# Do I need a powerhead?



## bigred87

I was wondering if i need a powerhead. I have a 60g planted tank ( 2 swords, a bunch of java ferns, and 1 val). 

I am worried about the circulation of my tank becuase my filter is on one side of the tank and I cant put it in the middle. I bought the tank used and it came with a powerhead, but never used it. Is it good for planted tanks? any kind of information would be great.


----------



## Tecstasy

I use one on my 20g since my filter also sits on the side plus a fluval internal sitting on the back wall and the powerhead on the other side right above the diffuser to push the co2 around the tank

Sent from my BlackBerry 9300 using Tapatalk


----------



## James M

Plants don't need that much flow, and with too much disturbance of the water's surface you're actually REMOVING Co2. I have a small power filter sitting on the left side of a 40 gallon - that's plenty for the entire tank. You don't need to see your plants swaying in current. I would never put a HOB filter plus a power head on a 20 for a planted tank myself. A nano reef - sure.


----------



## bat_billy

Generally the standard I see on this site is a minimum of 10 times the volume of the tank in total flow in the aquarium. I believe this is the average flow to aim fo and can go higher or lower based on individual needs.

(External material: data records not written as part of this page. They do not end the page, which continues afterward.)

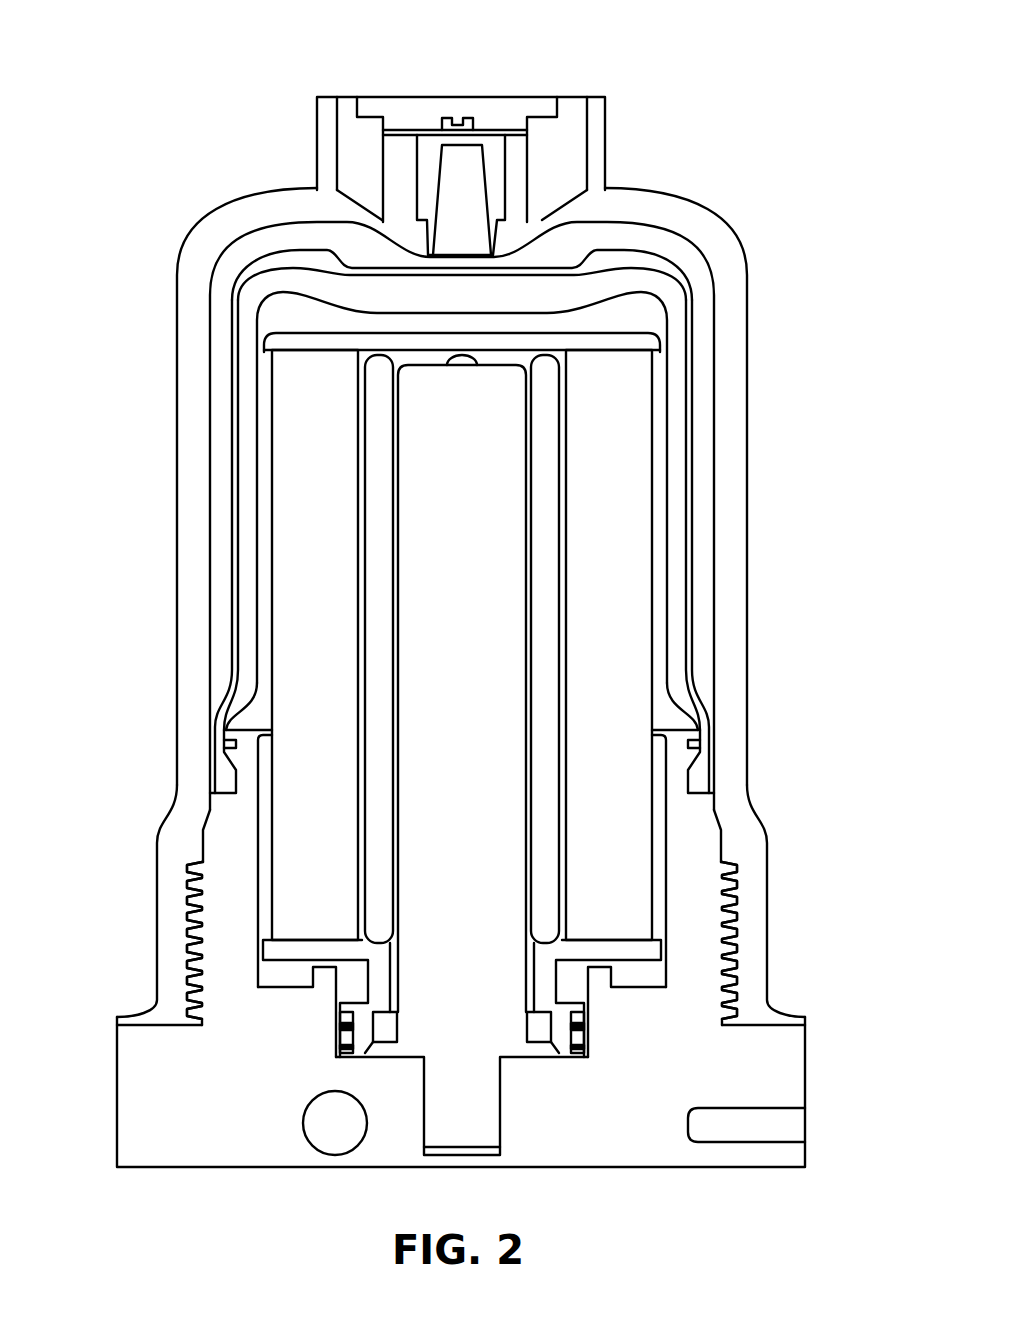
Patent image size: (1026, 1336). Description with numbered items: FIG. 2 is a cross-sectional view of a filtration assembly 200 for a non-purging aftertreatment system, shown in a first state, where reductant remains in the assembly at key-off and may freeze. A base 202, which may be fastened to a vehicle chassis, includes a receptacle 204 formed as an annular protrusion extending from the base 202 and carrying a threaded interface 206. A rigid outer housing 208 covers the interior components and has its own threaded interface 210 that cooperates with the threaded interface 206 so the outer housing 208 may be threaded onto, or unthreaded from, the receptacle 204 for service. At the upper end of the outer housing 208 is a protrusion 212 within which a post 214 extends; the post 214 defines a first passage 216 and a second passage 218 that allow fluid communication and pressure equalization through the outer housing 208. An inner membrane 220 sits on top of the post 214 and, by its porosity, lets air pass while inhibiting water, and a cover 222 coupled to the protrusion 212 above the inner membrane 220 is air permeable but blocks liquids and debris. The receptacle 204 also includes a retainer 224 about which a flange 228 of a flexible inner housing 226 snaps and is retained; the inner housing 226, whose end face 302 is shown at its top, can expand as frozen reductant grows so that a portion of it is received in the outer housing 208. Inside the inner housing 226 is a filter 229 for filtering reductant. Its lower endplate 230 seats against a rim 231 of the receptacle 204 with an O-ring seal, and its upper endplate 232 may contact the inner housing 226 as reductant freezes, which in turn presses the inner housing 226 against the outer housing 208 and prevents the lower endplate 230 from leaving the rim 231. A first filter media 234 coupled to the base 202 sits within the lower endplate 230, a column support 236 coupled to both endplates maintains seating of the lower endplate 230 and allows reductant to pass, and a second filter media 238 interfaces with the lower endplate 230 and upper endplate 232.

The filtration assembly 200 is at (468, 629).
The base 202 is at (258, 1190).
The receptacle 204 is at (716, 834).
The threaded interface 206 is at (192, 927).
The outer housing 208 is at (770, 291).
The threaded interface 210 is at (193, 952).
The protrusion 212 is at (298, 148).
The post 214 is at (530, 172).
The first passage 216 is at (413, 168).
The second passage 218 is at (507, 160).
The inner membrane 220 is at (436, 130).
The cover 222 is at (500, 110).
The retainer 224 is at (222, 742).
The inner housing 226 is at (698, 477).
The flange 228 is at (222, 770).
The filter 229 is at (292, 316).
The lower endplate 230 is at (640, 953).
The rim 231 is at (333, 967).
The upper endplate 232 is at (570, 340).
The first filter media 234 is at (487, 620).
The column support 236 is at (370, 470).
The second filter media 238 is at (603, 570).
The end face 302 is at (594, 262).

So as an example for a 5 gallon tank:

5 ×10 = 50 gph of total flow.


----------



## Kathyy

Having a ripple on the surface of the water increases gas exchange. Since all the living things in the tank require oxygen and most of us overstock a ripple is a really good idea. If you have set up a Walstad type tank with soil, lots of plants, limited lighting and low fish load then no ripple might work. Walstad is one good way to set up a planted tank but there are many other ways to be successful.

You may notice algae growing in quiet corners. You may notice drifts of debris in quiet corners. More water movement helps with this. Your HOB filter is going to do a good job keeping scum pulled off the surface but it really doesn't move water around the tank that well.


----------



## James M

Ripple is good, gas exchange is good, but there's a point of diminishing returns when plants are in the equation, unlike with the fish. That's for the OP, not you.


----------



## mc1973

I just use the powerhead to make sure debris doesn't collect on one side of the tank.
I'll also use it to prevent any crazy algae growth, but overall if you aren't seeing any problems I wouldn't worry about it.


----------



## Django

+ James M

I agree. This is the subject of an old debate - atmospheric CO2 into the tank by airstone or HOB, or dissolved CO2 leaving the tank. I don't really understand it yet but I've read over material on the *partial pressure of a gas dissolved in a liquid* (water) and the partial pressure of CO2 in the air.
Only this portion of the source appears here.